For Maxwell taking into account the long trajectory of punk debunks the dominant punk narrative and its cultural biases ‘…that it begins in white English speaking countries and then travels to other parts of the world’.
“Theres definitely quite a bit of bourgeois white-kid fuck you mom and dad reactionary stances happening as people get into punk rock,” he explains.
“But when you look at something like the documentary Afro-Punk there are kids that find themselves at a distance from mainstream status quo black identity and the punk rock identity is a way of working through distance that they feel.”
“Then what happens is coming to the punk scene they find themselves distanced from other white punks because punk rock tends to replicate certain white power structures of dominant society at large”
Speaking to the authors against the backdrop of the rioting that hit the UK comparisons are inevitably drawn between the ‘pre-political’ phase punk went through and the nihilistic outpouring from Britain’s underclass.
Stephen complained how people remarked that the riots weren’t political, explaining how he found they simply reflect the dominant ideas in society.“Of course they aren’t political and of course they’re looting every store because they’ve just adopted the general politics of the last 30-40s years, which is; I’m in it for myself.”
“They’re pissed off and they see that there’s no future – why would the people think that they could express a politics entirely separate from the dominant culture?”
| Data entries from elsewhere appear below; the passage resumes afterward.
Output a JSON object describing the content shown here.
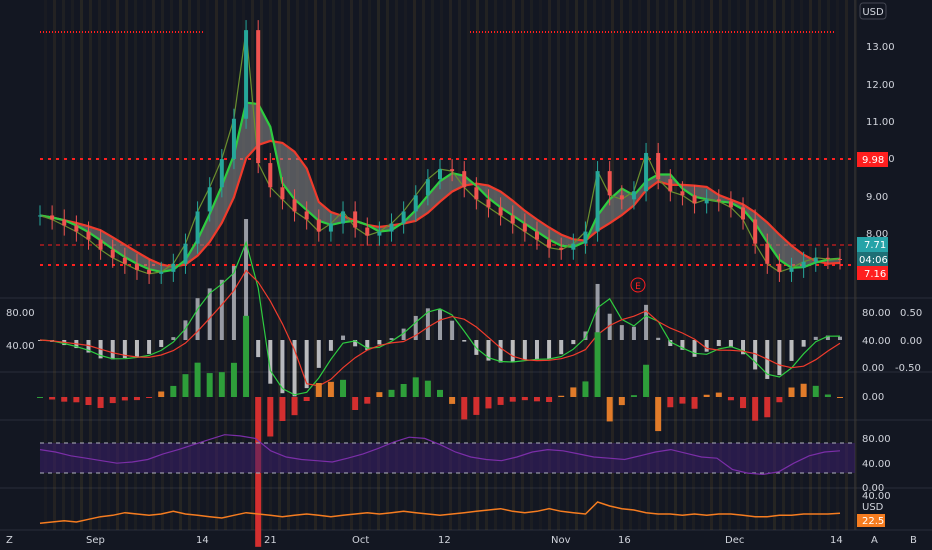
{
  "currency_button": "USD",
  "corner": {
    "left": "Z",
    "a": "A",
    "b": "B"
  },
  "price_panel": {
    "ylim": [
      6.9,
      13.9
    ],
    "ticks": [
      "13.00",
      "12.00",
      "11.00",
      "10.00",
      "9.00",
      "8.00"
    ],
    "levels": {
      "resistance": 9.98,
      "support": 7.16,
      "mid": 7.71
    },
    "tags": {
      "resistance": "9.98",
      "last": "7.71",
      "countdown": "04:06",
      "support": "7.16"
    },
    "earnings_marker": "E",
    "colors": {
      "resistance": "#ff1f1f",
      "last_tag": "#26a3a8",
      "countdown_tag": "#1e6f75",
      "sma_red": "#ef3b2c",
      "ema_green": "#2ecc40",
      "cloud": "#8c8c8c"
    }
  },
  "macd_panel": {
    "left_ticks": [
      "80.00",
      "40.00"
    ],
    "right_ticks": [
      "80.00",
      "40.00",
      "0.00"
    ],
    "far_right_ticks": [
      "0.50",
      "0.00",
      "-0.50"
    ]
  },
  "histogram_panel": {
    "ticks": [
      "0.00"
    ]
  },
  "rsi_panel": {
    "ticks": [
      "80.00",
      "40.00",
      "0.00"
    ],
    "band_color": "#3a1f6b",
    "line_color": "#7b2ea8"
  },
  "volatility_panel": {
    "ticks": [
      "40.00"
    ],
    "tag": "22.5",
    "unit": "USD",
    "line_color": "#f57c20"
  },
  "time_axis": [
    "Sep",
    "14",
    "21",
    "Oct",
    "12",
    "Nov",
    "16",
    "Dec",
    "14"
  ],
  "chart_data": {
    "type": "line",
    "title": "",
    "xlabel": "",
    "ylabel": "",
    "series": [
      {
        "values": [
          8.8,
          8.7,
          8.55,
          8.4,
          8.2,
          7.95,
          7.75,
          7.6,
          7.45,
          7.35,
          7.4,
          7.6,
          8.1,
          8.9,
          9.5,
          10.2,
          11.2,
          13.4,
          10.1,
          9.5,
          9.2,
          8.9,
          8.7,
          8.4,
          8.6,
          8.9,
          8.5,
          8.3,
          8.4,
          8.6,
          8.9,
          9.3,
          9.7,
          9.95,
          9.9,
          9.5,
          9.2,
          9.0,
          8.8,
          8.6,
          8.4,
          8.2,
          8.0,
          7.95,
          8.1,
          8.4,
          9.9,
          9.3,
          9.2,
          9.4,
          10.35,
          9.7,
          9.4,
          9.3,
          9.1,
          9.2,
          9.15,
          9.0,
          8.7,
          8.1,
          7.6,
          7.4,
          7.5,
          7.65,
          7.75,
          7.72,
          7.71
        ]
      }
    ],
    "volatility": [
      15,
      16,
      17,
      16,
      18,
      20,
      21,
      23,
      22,
      21,
      22,
      24,
      22,
      21,
      20,
      19,
      21,
      23,
      22,
      21,
      20,
      21,
      22,
      21,
      20,
      21,
      22,
      23,
      22,
      23,
      24,
      23,
      22,
      21,
      22,
      23,
      24,
      25,
      26,
      24,
      23,
      24,
      26,
      24,
      23,
      22,
      31,
      28,
      26,
      25,
      23,
      22,
      22,
      21,
      22,
      21,
      22,
      22,
      21,
      20,
      20,
      21,
      21,
      22,
      22,
      22,
      22.5
    ],
    "rsi": [
      62,
      58,
      52,
      48,
      44,
      40,
      42,
      46,
      55,
      62,
      70,
      78,
      86,
      84,
      80,
      60,
      50,
      46,
      44,
      42,
      48,
      55,
      64,
      74,
      82,
      80,
      70,
      58,
      50,
      46,
      44,
      50,
      58,
      62,
      60,
      55,
      50,
      48,
      46,
      52,
      58,
      62,
      56,
      50,
      48,
      30,
      24,
      22,
      26,
      40,
      52,
      58,
      60
    ],
    "ylim": [
      6.9,
      13.9
    ]
  }
}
He explains that while they express a rage different to the dominant culture in order to have a political vision that looks different they must find a new way to express it.
“Punk rock becomes a stage in which to talk these things out or yell these things out to become a much more mature way to think about race and about power…at their best these cultures can work as a platform to have these discussions.”
As a people’s history the book offers a powerful alternative view of punk, bringing to the fore its ever-present obsession with identity.
The authors believe that like all identities punk is slippery and can be adapted by anyone to take on their accents, so Bad Brains can bring reggae and their Rastafarian roots, while in Indonesia Muslim punks take a break for prayers in the middle of gigs.
In Chicago Los Crudos use the Spanish language to talk about latino issues with their overtly political style, so what was once an articulation of white rage, like all cultural forms, becomes adopted, adapted and takes on new meanings.
Punk struggled for a new outsider white identity, at its most extreme this grew into the confused idea that whites were a ‘persecuted minority’. This ambiguous idea was present from bands like Sham69 to Minor Threat but at its most extreme gave birth to punk’s neo-Nazi offshoots.
The book hopes to become the ‘ultimate reader’ on the subject and certainly offers a comprehensive view of the topic, but if you think punk’s relevance ended with The Sex Pistols you might find it all a bit pointless
For those now on the outside of punk looking back White Riot is a fascinating read. Personal reflections from punks such as the notorious neo-Nazi Ian Stuart sit in stark contrast alongside people like The Clash’s Paul Simenon.
In an overcrowded market of punk retrospectives, introspectives and anthologies, White Riot stands out as a book with a definite purpose that makes an for insightful read.